PyTorch model to Onnx to TensorRT engine = no speed up for inference?

Hey everyone,

I’m working with a Jetson Nano device, TRT 6 (the latest version that can be used on the Nano), PyTorch 1.2.0 (compatible with TRT6), and Torchvision 0.4.0 (compatible with PyTorch 1.2.0).

I have a Torchvision Mobilenetv2 model I exported to Onnx with the built-in function:

    torch.onnx.export(pt_model, dummy_input, out_path, verbose=True)

I then built a TensorRt engine with this Onnx model:

with trt.Builder(TRT_LOGGER) as builder, \
      builder.create_network(*EXPLICIT_BATCH) as network, \
      trt.OnnxParser(network, TRT_LOGGER) as parser:

      builder.max_workspace_size = 1 << 28
      builder.max_batch_size = 1
      builder.fp16_mode = True
      # ... 
      engine = builder.build_cuda_engine(network)
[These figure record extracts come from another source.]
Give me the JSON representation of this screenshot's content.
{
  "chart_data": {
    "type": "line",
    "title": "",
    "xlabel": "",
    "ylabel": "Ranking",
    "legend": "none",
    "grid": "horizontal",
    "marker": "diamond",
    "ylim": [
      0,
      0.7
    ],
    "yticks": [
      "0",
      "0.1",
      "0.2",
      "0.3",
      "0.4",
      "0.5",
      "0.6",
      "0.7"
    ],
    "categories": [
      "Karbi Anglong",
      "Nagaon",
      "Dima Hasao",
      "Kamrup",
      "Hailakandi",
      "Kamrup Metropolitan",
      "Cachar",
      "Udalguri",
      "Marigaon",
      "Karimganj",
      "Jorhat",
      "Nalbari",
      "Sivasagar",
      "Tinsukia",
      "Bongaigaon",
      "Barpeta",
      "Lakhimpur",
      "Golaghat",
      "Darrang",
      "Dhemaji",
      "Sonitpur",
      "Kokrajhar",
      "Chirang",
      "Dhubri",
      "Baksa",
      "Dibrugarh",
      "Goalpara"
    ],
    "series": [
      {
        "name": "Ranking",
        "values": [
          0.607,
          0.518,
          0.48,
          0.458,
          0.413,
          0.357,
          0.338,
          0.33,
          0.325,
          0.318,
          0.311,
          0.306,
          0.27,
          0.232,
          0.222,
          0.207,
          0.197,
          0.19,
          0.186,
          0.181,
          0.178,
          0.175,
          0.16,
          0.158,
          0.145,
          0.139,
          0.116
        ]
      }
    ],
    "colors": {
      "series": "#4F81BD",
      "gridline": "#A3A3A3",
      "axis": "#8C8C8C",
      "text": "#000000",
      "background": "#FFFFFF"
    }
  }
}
Then I run inference on this new engine on my Jetson Nano device and can get a latency of about 0.045 seconds (22.2 fps). Running inference on the PyTorch version of this model also has almost the exact same latency of 0.045 seconds.

I also tried to change the mode to INT8 mode when building the TensorRT engine and get the error: Builder failed while configuring INT8 mode.

Anyone have experience with optimizing Torch models with TensorRT? Am I missing something fundamental when building the TensorRT engine or should I expect a speed-up?

Thanks.

1 Like

I haven’t tried to export Mobilenet yet, but could see a speedup for FasterRCNN.
How are you currently measuring the the throughput?

Thanks for this thread. I am also in the same boat, trying to figure out optimizing networks for jetson. @jdev Have you tried the int8 quantization pipeline, first calibrating images to int8 and then doing inference on it? I believe you will run into difficulties for operations that are not supported.

Nvidia’s retinanet-examples repo gives a working pipeline but it’s obviously much more useful to have this going for our own custom networks.

Reviving this topic as I have come to a similar conclusion. I have been testing and a variety of things but for a Resnet50 network with a large input size (3MP image), and with an RTX3070, I have come to the conclusion that tensorRT engine with fp32 is actually slower than cudnn inference on pytorch with JIT trace + cuda AMP:

Time for total prediction pytorch JIT = 0.06634163856506348
Time for total prediction trt = 0.07124924659729004

It is the same model which was exported from pytorch to ONNX and then converted from ONNX to trt. I have also tested torch2trt and TRTorch and so far only TRTorch appear to show some small gain in speed but both are still alpha projects with some problems with output not matching the original model.

How are you dealing with the learge memory usage of such a large image?

That’s a different problem. Indeed it can be tricky. It is fine for the purpose of the test but I can’t work with too many pictures at the same time. It does occupy roughly 2GB per image.